There were 15 snapshots on this volume, so I'm halfway done moving them. My transfer been running for about 10 minutes at this point.
I went back to monitoring the status, but this time I used the show-volume rather than show argument.
rtp-a700s-c01::> vserver migrate show-volume Volume Transfer Vserver Volume State Healthy Status Errors -------- ---------------- -------- --------- --------- ---------------------- jfs_esx jfs_esx online true Transferring - jfs_esx_root online true ReadyForCutoverPreCommit
Looks like one of my volumes is fully transferred, but there's a lot of data in that jfs_esx volume, so that's still running.
After another 5 minutes or so, I got to this:
rtp-a700s-c01::> vserver migrate show-volume Volume Transfer Vserver Volume State Healthy Status Errors -------- ---------------- -------- --------- --------- ---------------------- jfs_esx jfs_esx online true ReadyForCutoverPreCommit - jfs_esx_root online true ReadyForCutoverPreCommit
Cool. All data is transferred. Ready for the cutover process. If I didn't want this to happen automatically, I could have deferred the cutover. There several other options available with the vserver migrate command that I didn't know about initially because, as mentioned before, I didn't actually read the documentation.
Once all the basic data is transferred, it's time for SVM Migrate to perform the cutover. Since this is an RPO=0 migration, the underlying data must be brought into an RPO=0 synchronous replication configuration. SVM Migrate orchestrates that process, and I saw that transition occur:
rtp-a700s-c01::> vserver migrate show-volume Volume Transfer Vserver Volume State Healthy Status Errors -------- ---------------- -------- --------- --------- ---------------------- jfs_esx jfs_esx online true InSync - jfs_esx_root online true InSync - 2 entries were displayed.
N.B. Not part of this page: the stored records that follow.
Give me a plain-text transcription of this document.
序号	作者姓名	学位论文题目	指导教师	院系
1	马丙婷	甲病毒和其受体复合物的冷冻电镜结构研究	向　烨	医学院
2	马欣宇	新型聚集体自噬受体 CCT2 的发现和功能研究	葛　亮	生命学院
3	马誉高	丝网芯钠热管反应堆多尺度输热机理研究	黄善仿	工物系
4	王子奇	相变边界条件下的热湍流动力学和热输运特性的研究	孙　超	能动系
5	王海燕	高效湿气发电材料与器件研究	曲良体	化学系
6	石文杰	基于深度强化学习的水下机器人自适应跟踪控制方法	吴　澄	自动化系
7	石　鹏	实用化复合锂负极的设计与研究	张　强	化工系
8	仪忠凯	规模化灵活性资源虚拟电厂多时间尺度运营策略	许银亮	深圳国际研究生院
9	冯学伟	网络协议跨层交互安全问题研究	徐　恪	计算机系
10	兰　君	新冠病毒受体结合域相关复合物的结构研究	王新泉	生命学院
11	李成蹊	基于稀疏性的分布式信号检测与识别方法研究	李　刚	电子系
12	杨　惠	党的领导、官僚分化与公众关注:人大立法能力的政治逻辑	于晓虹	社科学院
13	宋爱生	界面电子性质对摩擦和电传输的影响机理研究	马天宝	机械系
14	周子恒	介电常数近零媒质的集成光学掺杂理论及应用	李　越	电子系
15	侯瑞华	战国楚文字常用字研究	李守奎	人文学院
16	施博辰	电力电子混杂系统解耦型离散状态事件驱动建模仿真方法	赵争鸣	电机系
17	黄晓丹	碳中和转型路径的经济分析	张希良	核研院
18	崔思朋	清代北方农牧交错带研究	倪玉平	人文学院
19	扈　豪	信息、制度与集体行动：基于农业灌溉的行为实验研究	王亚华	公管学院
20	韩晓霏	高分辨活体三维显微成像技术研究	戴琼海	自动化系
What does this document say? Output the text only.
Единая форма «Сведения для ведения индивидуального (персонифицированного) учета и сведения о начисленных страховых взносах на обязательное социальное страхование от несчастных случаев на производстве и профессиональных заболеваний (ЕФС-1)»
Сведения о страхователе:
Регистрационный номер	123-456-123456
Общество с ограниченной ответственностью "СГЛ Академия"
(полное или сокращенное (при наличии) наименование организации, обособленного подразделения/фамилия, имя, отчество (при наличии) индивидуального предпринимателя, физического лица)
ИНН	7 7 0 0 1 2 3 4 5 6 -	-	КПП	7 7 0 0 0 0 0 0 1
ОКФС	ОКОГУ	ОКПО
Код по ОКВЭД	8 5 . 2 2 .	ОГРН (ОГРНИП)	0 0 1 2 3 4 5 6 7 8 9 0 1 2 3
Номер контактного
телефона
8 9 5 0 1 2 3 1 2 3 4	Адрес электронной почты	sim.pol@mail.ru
I then went back to watching the migrate-show output and saw these responses:
rtp-a700s-c01::> vserver migrate show Destination Source Vserver Cluster Cluster Status ---------------- ------------------- ------------------- --------------------- jfs_esx rtp-a700s-c01 rtp-a700s-c02 post-cutover rtp-a700s-c01::> vserver migrate show Destination Source Vserver Cluster Cluster Status ---------------- ------------------- ------------------- --------------------- jfs_esx rtp-a700s-c01 rtp-a700s-c02 cleanup rtp-a700s-c01::> vserver migrate show Destination Source Vserver Cluster Cluster Status ---------------- ------------------- ------------------- --------------------- jfs_esx rtp-a700s-c01 rtp-a700s-c02 migrate-complete
I'm impressed. I was in some early conversations about the SVM Migrate feature, but I hadn't thought about it since then.
I successfully relocated all the storage for all my VMs, nondisruptively, with a single command, and without even reading the documentation (again, please read the documentation anyway).
It was simple, and it simply worked. As it should.